I may be missing something here, but does that imply that the client has no way to force http1 2 or 3 according to its wishes? When setting up server support for these protocols, I would like to have the ability to force all of these protocols for debugging purposes?

[Ousret]

I may be missing something here, but does that imply that the client has no way to force http1 2 or 3 according to its wishes?

There's many possibilities, the only missing piece is "force http2" or "disable http1".

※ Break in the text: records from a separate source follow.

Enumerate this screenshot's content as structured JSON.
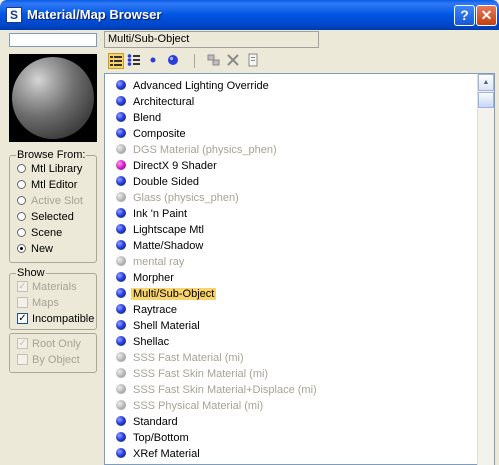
{
  "window": {
    "title": "Material/Map Browser",
    "help_glyph": "?",
    "close_glyph": "✕",
    "icon_glyph": "S"
  },
  "current": {
    "name": "Multi/Sub-Object"
  },
  "browse_from": {
    "label": "Browse From:",
    "options": [
      {
        "label": "Mtl Library",
        "checked": false,
        "enabled": true
      },
      {
        "label": "Mtl Editor",
        "checked": false,
        "enabled": true
      },
      {
        "label": "Active Slot",
        "checked": false,
        "enabled": false
      },
      {
        "label": "Selected",
        "checked": false,
        "enabled": true
      },
      {
        "label": "Scene",
        "checked": false,
        "enabled": true
      },
      {
        "label": "New",
        "checked": true,
        "enabled": true
      }
    ]
  },
  "show": {
    "label": "Show",
    "options": [
      {
        "label": "Materials",
        "checked": true,
        "enabled": false
      },
      {
        "label": "Maps",
        "checked": false,
        "enabled": false
      },
      {
        "label": "Incompatible",
        "checked": true,
        "enabled": true
      }
    ]
  },
  "filters": {
    "options": [
      {
        "label": "Root Only",
        "checked": true,
        "enabled": false
      },
      {
        "label": "By Object",
        "checked": false,
        "enabled": false
      }
    ]
  },
  "toolbar": {
    "list_view_icon": "list-view-icon",
    "list_icons_view_icon": "list-icons-view-icon",
    "small_icons_view_icon": "small-icons-view-icon",
    "large_icons_view_icon": "large-icons-view-icon",
    "update_scene_icon": "update-scene-icon",
    "delete_icon": "delete-icon",
    "clear_icon": "clear-icon"
  },
  "colors": {
    "selection": "#f9d46a",
    "title_bar": "#0054e3",
    "material_ball": "#2b3fd6"
  },
  "materials": [
    {
      "label": "Advanced Lighting Override",
      "icon": "blue",
      "enabled": true,
      "selected": false
    },
    {
      "label": "Architectural",
      "icon": "blue",
      "enabled": true,
      "selected": false
    },
    {
      "label": "Blend",
      "icon": "blue",
      "enabled": true,
      "selected": false
    },
    {
      "label": "Composite",
      "icon": "blue",
      "enabled": true,
      "selected": false
    },
    {
      "label": "DGS Material (physics_phen)",
      "icon": "gray",
      "enabled": false,
      "selected": false
    },
    {
      "label": "DirectX 9 Shader",
      "icon": "magenta",
      "enabled": true,
      "selected": false
    },
    {
      "label": "Double Sided",
      "icon": "blue",
      "enabled": true,
      "selected": false
    },
    {
      "label": "Glass (physics_phen)",
      "icon": "gray",
      "enabled": false,
      "selected": false
    },
    {
      "label": "Ink 'n Paint",
      "icon": "blue",
      "enabled": true,
      "selected": false
    },
    {
      "label": "Lightscape Mtl",
      "icon": "blue",
      "enabled": true,
      "selected": false
    },
    {
      "label": "Matte/Shadow",
      "icon": "blue",
      "enabled": true,
      "selected": false
    },
    {
      "label": "mental ray",
      "icon": "gray",
      "enabled": false,
      "selected": false
    },
    {
      "label": "Morpher",
      "icon": "blue",
      "enabled": true,
      "selected": false
    },
    {
      "label": "Multi/Sub-Object",
      "icon": "blue",
      "enabled": true,
      "selected": true
    },
    {
      "label": "Raytrace",
      "icon": "blue",
      "enabled": true,
      "selected": false
    },
    {
      "label": "Shell Material",
      "icon": "blue",
      "enabled": true,
      "selected": false
    },
    {
      "label": "Shellac",
      "icon": "blue",
      "enabled": true,
      "selected": false
    },
    {
      "label": "SSS Fast Material (mi)",
      "icon": "gray",
      "enabled": false,
      "selected": false
    },
    {
      "label": "SSS Fast Skin Material (mi)",
      "icon": "gray",
      "enabled": false,
      "selected": false
    },
    {
      "label": "SSS Fast Skin Material+Displace (mi)",
      "icon": "gray",
      "enabled": false,
      "selected": false
    },
    {
      "label": "SSS Physical Material (mi)",
      "icon": "gray",
      "enabled": false,
      "selected": false
    },
    {
      "label": "Standard",
      "icon": "blue",
      "enabled": true,
      "selected": false
    },
    {
      "label": "Top/Bottom",
      "icon": "blue",
      "enabled": true,
      "selected": false
    },
    {
      "label": "XRef Material",
      "icon": "blue",
      "enabled": true,
      "selected": false
    }
  ]
}
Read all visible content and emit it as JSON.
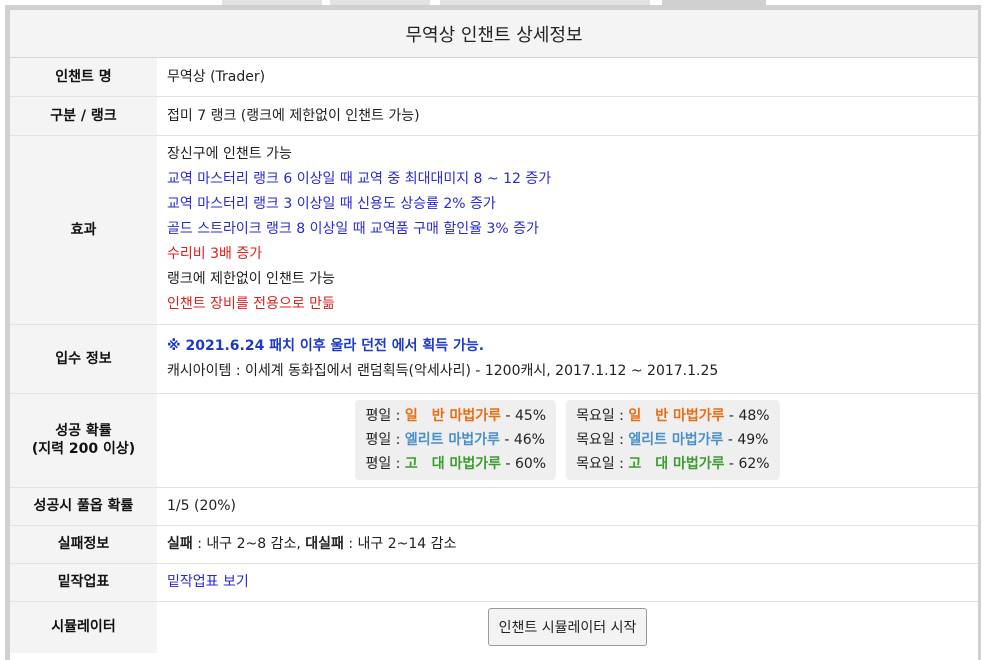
{
  "title": "무역상 인챈트 상세정보",
  "rows": {
    "name": {
      "label": "인챈트 명",
      "value": "무역상 (Trader)"
    },
    "rank": {
      "label": "구분 / 랭크",
      "value": "접미 7 랭크 (랭크에 제한없이 인챈트 가능)"
    },
    "effect": {
      "label": "효과",
      "lines": [
        "장신구에 인챈트 가능",
        "교역 마스터리 랭크 6 이상일 때 교역 중 최대대미지 8 ~ 12 증가",
        "교역 마스터리 랭크 3 이상일 때 신용도 상승률 2% 증가",
        "골드 스트라이크 랭크 8 이상일 때 교역품 구매 할인율 3% 증가",
        "수리비 3배 증가",
        "랭크에 제한없이 인챈트 가능",
        "인챈트 장비를 전용으로 만듦"
      ]
    },
    "source": {
      "label": "입수 정보",
      "notice": "※ 2021.6.24 패치 이후 울라 던전 에서 획득 가능.",
      "detail": "캐시아이템 : 이세계 동화집에서 랜덤획득(악세사리) - 1200캐시, 2017.1.12 ~ 2017.1.25"
    },
    "success": {
      "label": "성공 확률",
      "label_sub": "(지력 200 이상)",
      "weekday": {
        "day": "평일",
        "items": [
          {
            "name": "일　반 마법가루",
            "rate": "45%"
          },
          {
            "name": "엘리트 마법가루",
            "rate": "46%"
          },
          {
            "name": "고　대 마법가루",
            "rate": "60%"
          }
        ]
      },
      "thursday": {
        "day": "목요일",
        "items": [
          {
            "name": "일　반 마법가루",
            "rate": "48%"
          },
          {
            "name": "엘리트 마법가루",
            "rate": "49%"
          },
          {
            "name": "고　대 마법가루",
            "rate": "62%"
          }
        ]
      }
    },
    "fullopt": {
      "label": "성공시 풀옵 확률",
      "value": "1/5 (20%)"
    },
    "fail": {
      "label": "실패정보",
      "fail_label": "실패",
      "fail_value": "내구 2~8 감소",
      "bigfail_label": "대실패",
      "bigfail_value": "내구 2~14 감소"
    },
    "baseplate": {
      "label": "밑작업표",
      "link": "밑작업표 보기"
    },
    "simulator": {
      "label": "시뮬레이터",
      "button": "인챈트 시뮬레이터 시작"
    }
  },
  "colors": {
    "blue_text": "#2a2ad4",
    "red_text": "#e0201c",
    "normal_powder": "#e86d12",
    "elite_powder": "#4a8fc8",
    "ancient_powder": "#3b9b2f"
  }
}
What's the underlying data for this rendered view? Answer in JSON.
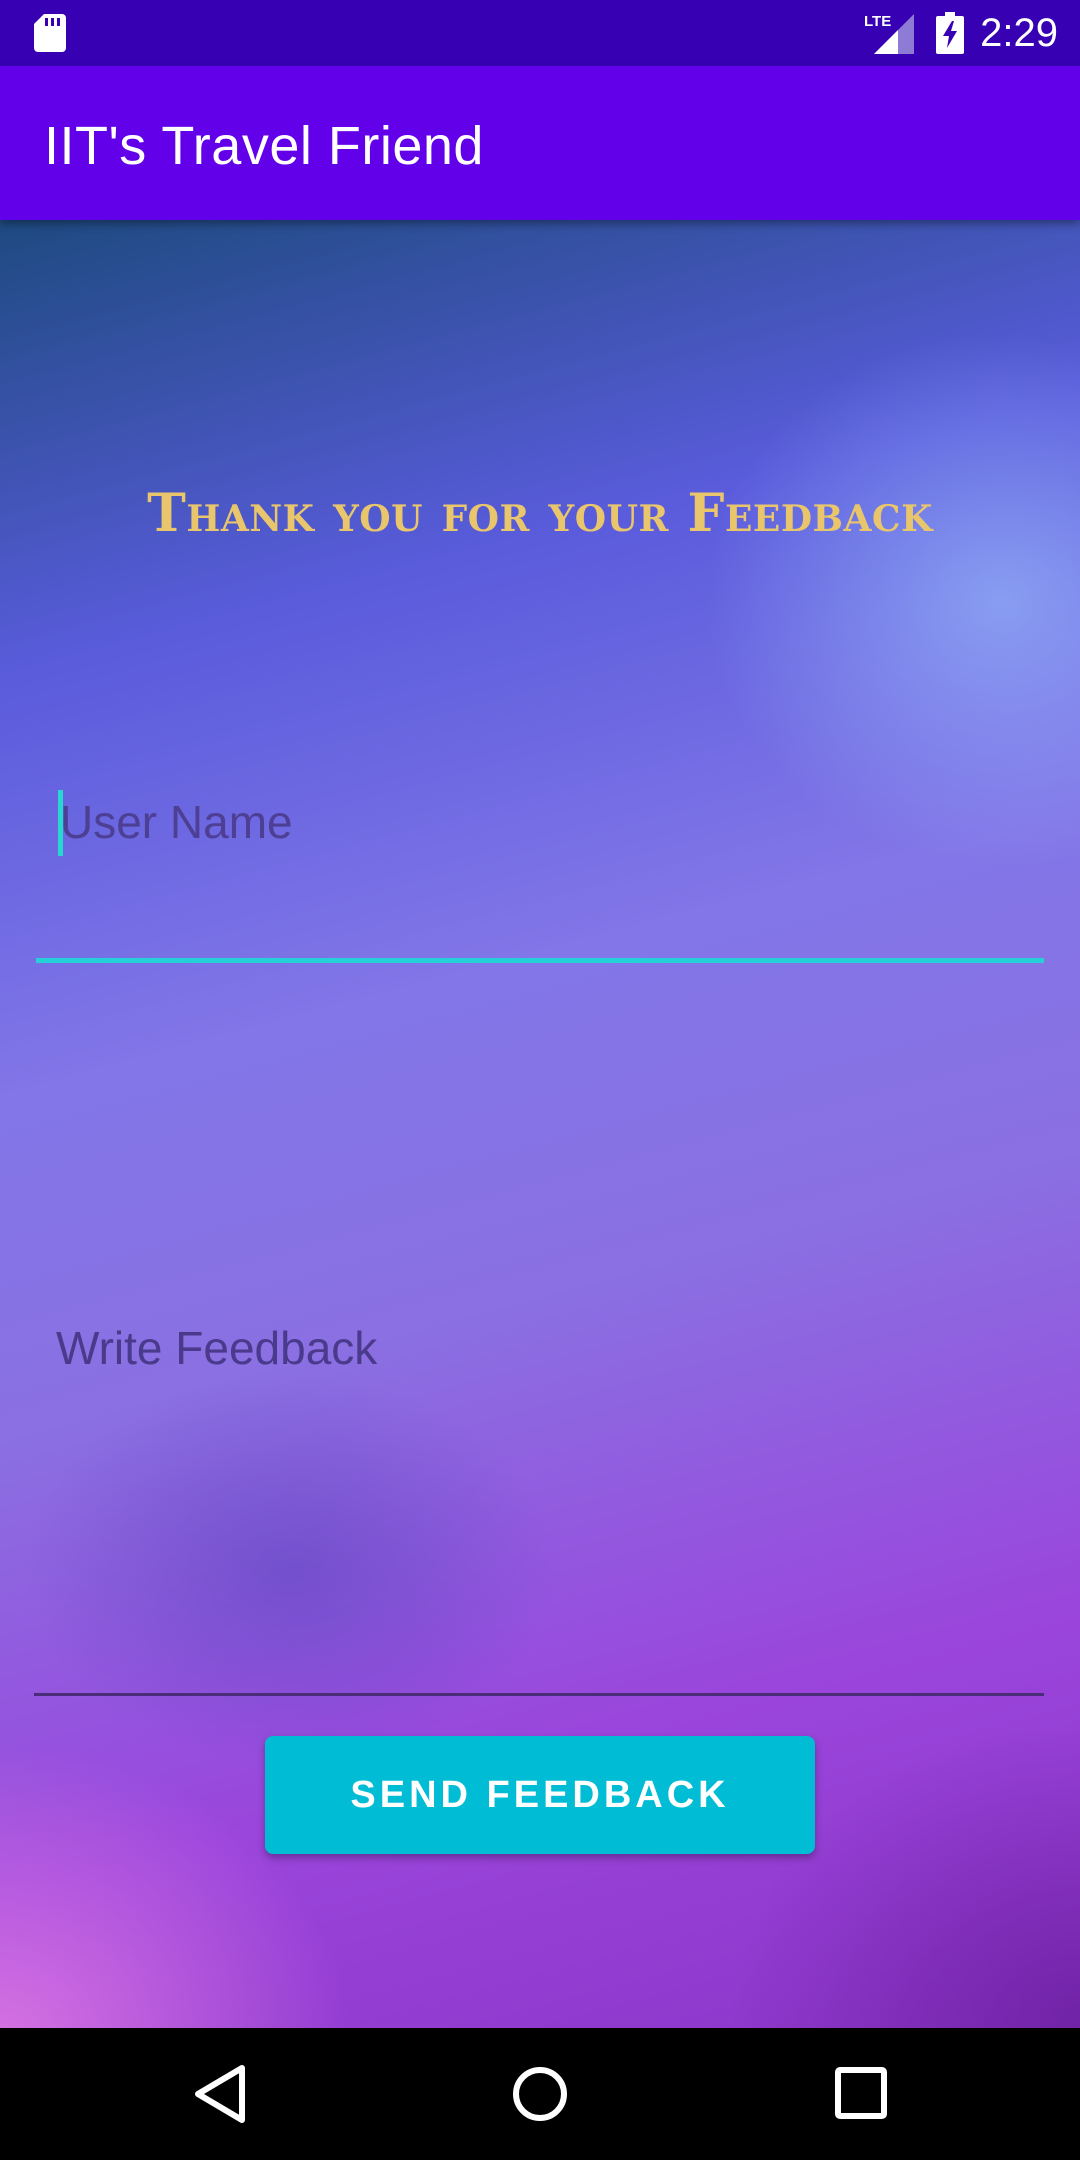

• "--disable-http2" HTTP/1.1 or HTTP/3
• "--disable-http2 --disable-http3" HTTP/1.1
• "--disable-http3" HTTP/1.1 or HTTP/2
• "--http3" HTTP/3

Hope that clarify.

[Ousret]

Just updated the docs to include previous comment about protocol combo and the availability of HTTP/3 or not.
Since last time Niquests made HTTP/3 support far more enjoyable with less dependencies and a faster execution time.

Finally, we had to downgrade macos-14 (macos-latest) to macos-13 because it's relatively new and some dependencies like brotlicffi aren't ready for it.

[mshahat]

Hello @Ousret , nice work here ... is there an ETA on when to expect this release to become available? Thank you

[Ousret]

No precise ETA. We are waiting upon the owner approval.